Second Stage is now in its fourth season, and “As One” was the best installment yet. The production was not elaborate, and that’s exactly the point. “As One” is written for two voices — a baritone and a mezzo-soprano — and string quartet. It is a personal work, and it is best experienced in an intimate space like the studio at Pittsburgh Opera’s headquarters. It is also worth noting that “As One” is the first opera by a female composer that the company has ever produced.
Taylor Raven sang the role of Hannah after with Seattle Opera last year. (Nate Guidry/Post-Gazette)
The biggest reason for the success of “As One” was the singing of resident artists Brian Vu (Hannah before) and Taylor Raven (Hannah after). The two voices serve to present different parts of Hannah’s experience and psyche: She sneaks on a blouse while delivering newspapers as a young boy; she is admonished in school for her “girly” handwriting; she expresses discomfort sitting with the boys in a sex ed class; she is nearly assaulted as she tries to get into her car.
Ms. Kaminsky’s tart and rhythmic score, largely centered on the viola, comments on the libretto with varied string textures. For example, nauseating glissandos accompany Hannah’s discussions of the dizzying effects of hormone therapy. The libretto, aided by insight from Ms. Reed’s own experience as a transgender woman, captures the dueling aspects of Hannah’s identity with sweetness and humor.

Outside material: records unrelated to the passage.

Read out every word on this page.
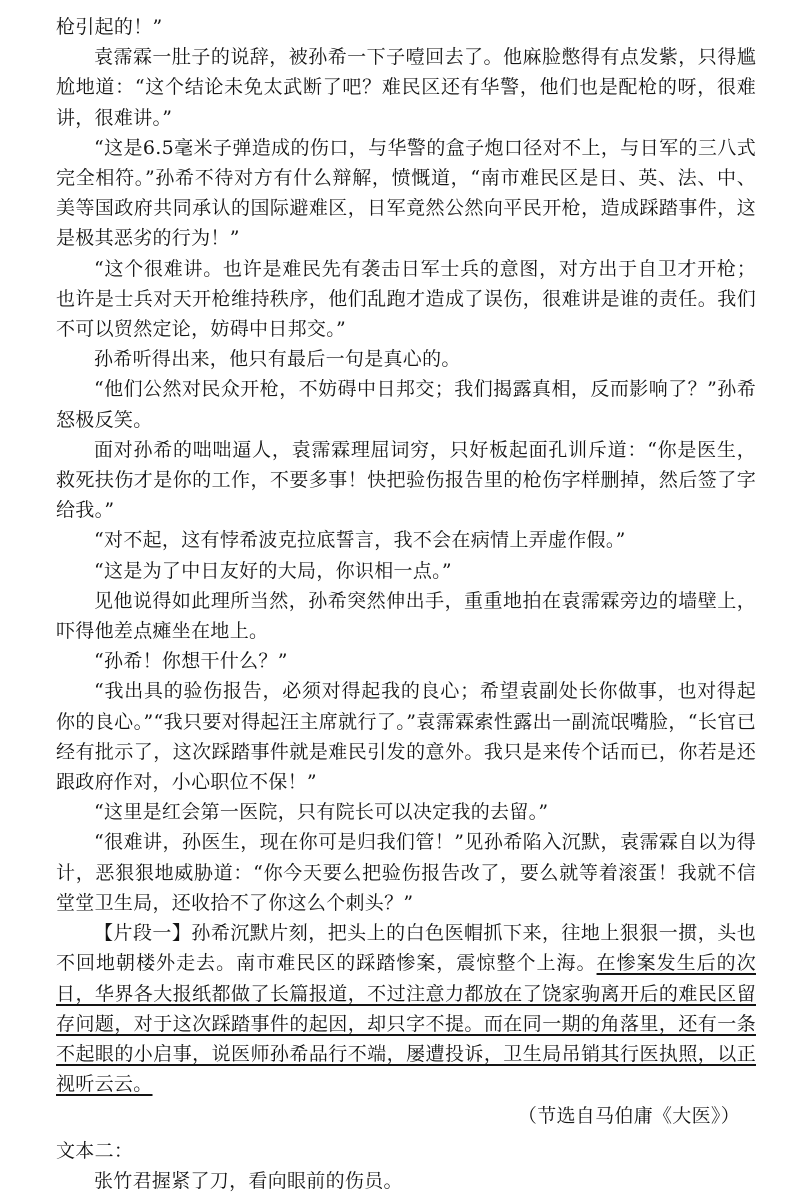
枪引起的！”

袁霈霖一肚子的说辞，被孙希一下子噎回去了。他麻脸憋得有点发紫，只得尴尬地道：“这个结论未免太武断了吧？难民区还有华警，他们也是配枪的呀，很难讲，很难讲。”

“这是6.5毫米子弹造成的伤口，与华警的盒子炮口径对不上，与日军的三八式完全相符。”孙希不待对方有什么辩解，愤慨道，“南市难民区是日、英、法、中、美等国政府共同承认的国际避难区，日军竟然公然向平民开枪，造成踩踏事件，这是极其恶劣的行为！”

“这个很难讲。也许是难民先有袭击日军士兵的意图，对方出于自卫才开枪；也许是士兵对天开枪维持秩序，他们乱跑才造成了误伤，很难讲是谁的责任。我们不可以贸然定论，妨碍中日邦交。”

孙希听得出来，他只有最后一句是真心的。

“他们公然对民众开枪，不妨碍中日邦交；我们揭露真相，反而影响了？”孙希怒极反笑。

面对孙希的咄咄逼人，袁霈霖理屈词穷，只好板起面孔训斥道：“你是医生，救死扶伤才是你的工作，不要多事！快把验伤报告里的枪伤字样删掉，然后签了字给我。”

“对不起，这有悖希波克拉底誓言，我不会在病情上弄虚作假。”

“这是为了中日友好的大局，你识相一点。”

见他说得如此理所当然，孙希突然伸出手，重重地拍在袁霈霖旁边的墙壁上，吓得他差点瘫坐在地上。

“孙希！你想干什么？”

“我出具的验伤报告，必须对得起我的良心；希望袁副处长你做事，也对得起你的良心。”“我只要对得起汪主席就行了。”袁霈霖索性露出一副流氓嘴脸，“长官已经有批示了，这次踩踏事件就是难民引发的意外。我只是来传个话而已，你若是还跟政府作对，小心职位不保！”

“这里是红会第一医院，只有院长可以决定我的去留。”

“很难讲，孙医生，现在你可是归我们管！”见孙希陷入沉默，袁霈霖自以为得计，恶狠狠地威胁道：“你今天要么把验伤报告改了，要么就等着滚蛋！我就不信堂堂卫生局，还收拾不了你这么个刺头？”

【片段一】孙希沉默片刻，把头上的白色医帽抓下来，往地上狠狠一掼，头也不回地朝楼外走去。南市难民区的踩踏惨案，震惊整个上海。在惨案发生后的次日，华界各大报纸都做了长篇报道，不过注意力都放在了饶家驹离开后的难民区留存问题，对于这次踩踏事件的起因，却只字不提。而在同一期的角落里，还有一条不起眼的小启事，说医师孙希品行不端，屡遭投诉，卫生局吊销其行医执照，以正视听云云。

（节选自马伯庸《大医》）

文本二：

张竹君握紧了刀，看向眼前的伤员。
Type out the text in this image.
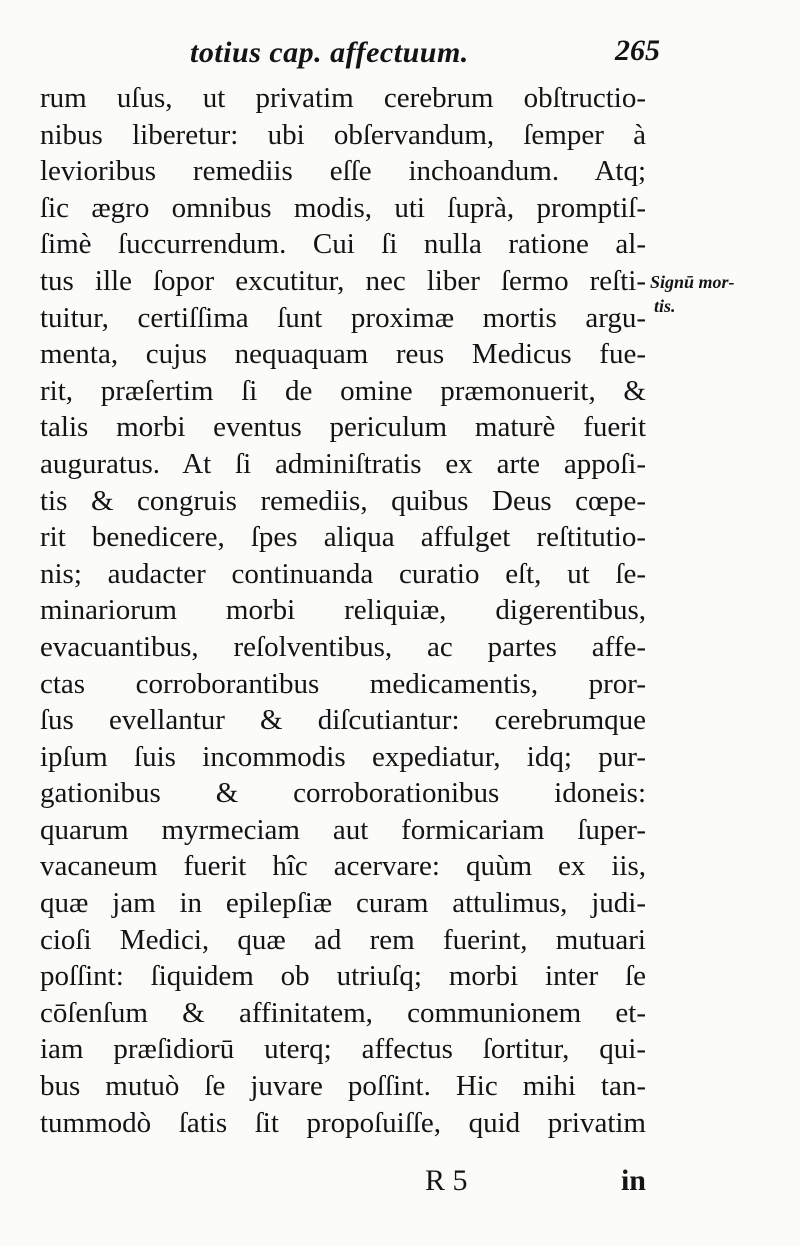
totius cap. affectuum.	265
rum uſus, ut privatim cerebrum obſtructio-
nibus liberetur: ubi obſervandum, ſemper à
levioribus remediis eſſe inchoandum. Atq;
ſic ægro omnibus modis, uti ſuprà, promptiſ-
ſimè ſuccurrendum. Cui ſi nulla ratione al-
tus ille ſopor excutitur, nec liber ſermo reſti-
tuitur, certiſſima ſunt proximæ mortis argu-
menta, cujus nequaquam reus Medicus fue-
rit, præſertim ſi de omine præmonuerit, &
talis morbi eventus periculum maturè fuerit
auguratus. At ſi adminiſtratis ex arte appoſi-
tis & congruis remediis, quibus Deus cœpe-
rit benedicere, ſpes aliqua affulget reſtitutio-
nis; audacter continuanda curatio eſt, ut ſe-
minariorum morbi reliquiæ, digerentibus,
evacuantibus, reſolventibus, ac partes affe-
ctas corroborantibus medicamentis, pror-
ſus evellantur & diſcutiantur: cerebrumque
ipſum ſuis incommodis expediatur, idq; pur-
gationibus & corroborationibus idoneis:
quarum myrmeciam aut formicariam ſuper-
vacaneum fuerit hîc acervare: quùm ex iis,
quæ jam in epilepſiæ curam attulimus, judi-
cioſi Medici, quæ ad rem fuerint, mutuari
poſſint: ſiquidem ob utriuſq; morbi inter ſe
cōſenſum & affinitatem, communionem et-
iam præſidiorū uterq; affectus ſortitur, qui-
bus mutuò ſe juvare poſſint. Hic mihi tan-
tummodò ſatis ſit propoſuiſſe, quid privatim
Signū mor-
tis.
R 5	in
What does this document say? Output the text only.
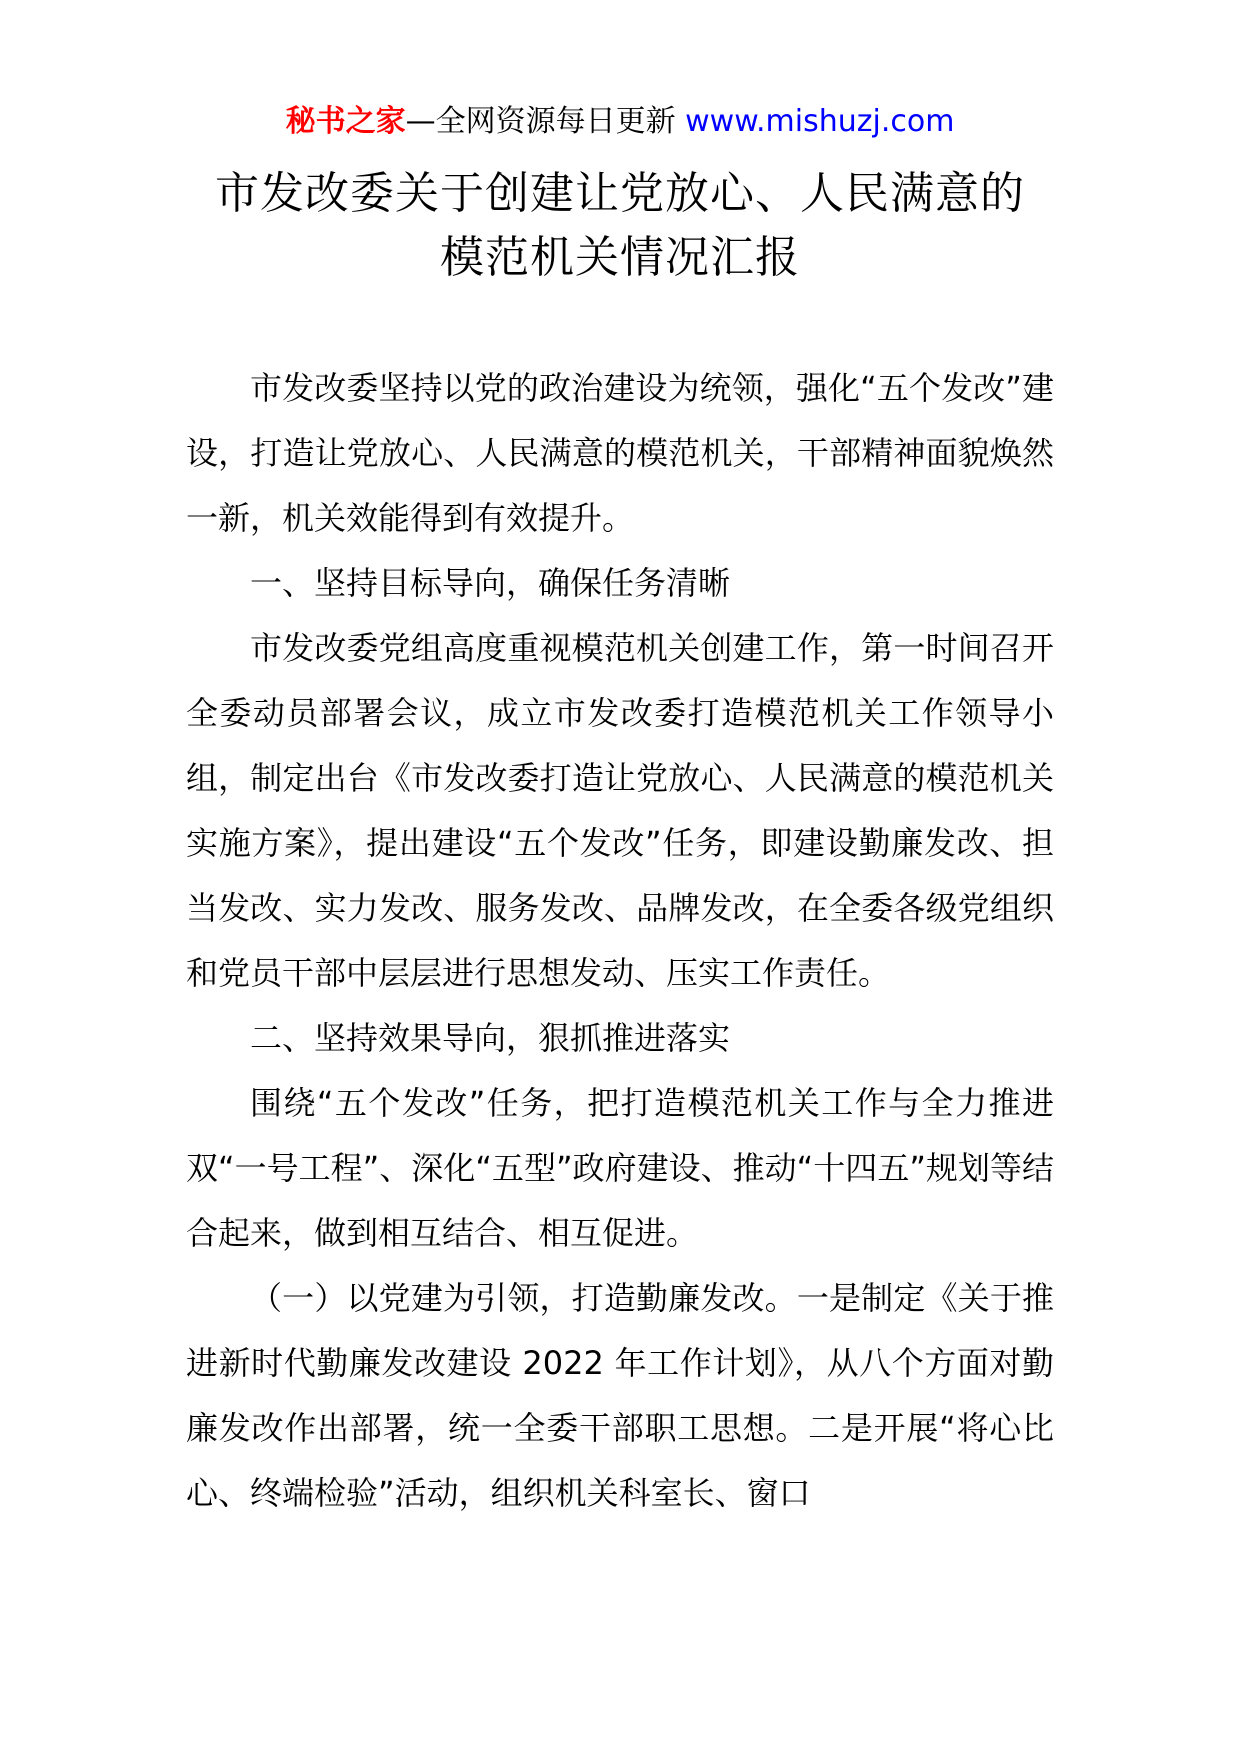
秘书之家—全网资源每日更新 www.mishuzj.com
市发改委关于创建让党放心、人民满意的
模范机关情况汇报

市发改委坚持以党的政治建设为统领，强化“五个发改”建设，打造让党放心、人民满意的模范机关，干部精神面貌焕然一新，机关效能得到有效提升。

一、坚持目标导向，确保任务清晰

市发改委党组高度重视模范机关创建工作，第一时间召开全委动员部署会议，成立市发改委打造模范机关工作领导小组，制定出台《市发改委打造让党放心、人民满意的模范机关实施方案》，提出建设“五个发改”任务，即建设勤廉发改、担当发改、实力发改、服务发改、品牌发改，在全委各级党组织和党员干部中层层进行思想发动、压实工作责任。

二、坚持效果导向，狠抓推进落实

围绕“五个发改”任务，把打造模范机关工作与全力推进双“一号工程”、深化“五型”政府建设、推动“十四五”规划等结合起来，做到相互结合、相互促进。

（一）以党建为引领，打造勤廉发改。一是制定《关于推进新时代勤廉发改建设 2022 年工作计划》，从八个方面对勤廉发改作出部署，统一全委干部职工思想。二是开展“将心比心、终端检验”活动，组织机关科室长、窗口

Mr. Vu and Ms. Raven showcased those interior struggles with compassion and confidence. Singing together, they gave not so much love duets as self-love duets, the knotty forces of a complicated identity merging in a messy or touching way.
Mr. Vu, whom I’ve often praised, continues to impress, and his performance gave me chills. The baritone maintained a gleaming character throughout various volumes and different parts of his range, expressing each line with a clear sense of purpose. His style was direct and his consonants were crisp, yet his performance still illuminated all the complexities of the character. The effect was like a simply constructed, beautiful sentence.
Ms. Raven, who sang this role with Seattle Opera last year, delivered her part with power, most notably with a pulsating, silvery vibrato in the upper register. Her performance of the final aria allowed Hannah’s personality — funny, a bit self-deprecating and ultimately hopeful — to shine through, and that long finale also exhibited Ms. Raven’s stamina. At times, however, she could have extracted more colors from the middle of her range, and some of the intricate runs were muddled.
The production’s only major blemish was the uneven performance from the string quartet, which featured four Pittsburgh Opera orchestra principals and was conducted by James Lesniak. The ensemble sounded underprepared; the players whiffed on some notes, were often out of tune and sounded dragged down by sluggish tempos. And they seemed uncomfortable with the score’s occasional extended techniques, such as the inaudible moments when they were supposed to hum or sing.
The production was directed by Frances Rabalais, who drew out a fine rapport between the two singers but missed a few opportunities to set the actions contained in the libretto.